The fire had burned behind him, bright and terrible, casting Megumi in his shadow and he’d nodded, too scared to speak.
And then the mountain had smiled and it was like the sun had risen, and suddenly Megumi understood the gold on the bells and the lilting prayer in the morning, the sheen of devotion on the monks foreheads as they meditated, because this was something even he, small and useless could believe in.
“Please, please…!”
Sukuna always answered his prayers.
Afterwards, he walked him back. Megumi riding high on his shoulder, giggling when Sukuna brushed the tip of his tail away from his sensitive ear. From up here he could see the peaked tips of the tiled temple roof gleaming in the sun, and bark at the birds as they passed. The thudding of his footfalls was different up here, and when Sukuna turned to look at him Megumi nuzzled into him, soft and affectionate.
The few pilgrims brave enough to face the object of their devotion stood at the gate, and Megumi barked for them, squealing when Sukuna lifted him from his place in heaven and placed him back on the earth. His feet on the loam and Megumi stared upward unblinking into the smiling face above him.
“When can I stay?” He asked.
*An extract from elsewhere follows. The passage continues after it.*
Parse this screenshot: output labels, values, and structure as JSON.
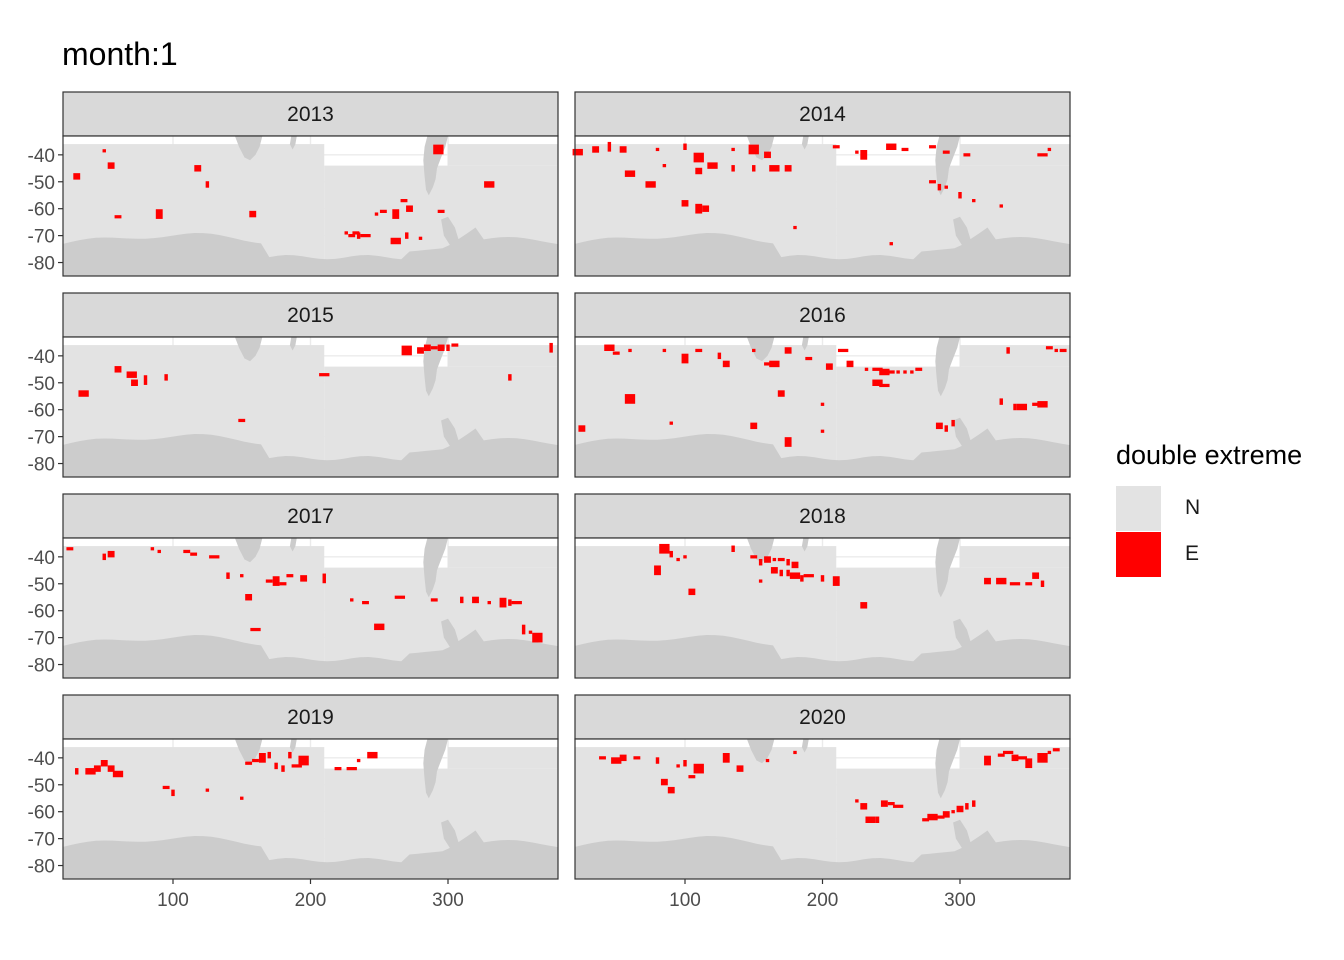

He always asked. He didn’t want to sleep on hard stone floors and rise with the sun. He wanted to sleep in the lap of his God and dance by the fire at night.
“I thought you wanted to run to the edges of our Forest?” Sukuna asked warmly.
“With you.” Megumi said, childish and determined. His God looked thoughtful again.
“One day, pup.” He said. “When the world is different and there is no end to the places we could burn a fire.”
It felt like a promise.
Megumi woke with a start, hands fluttering, half formed signs. His dorm room was silent, only the blinking light from his phone as it charged and the soft sound of Yuuji snoring through the thin walls.
And yet, the smell of smoke, all around him.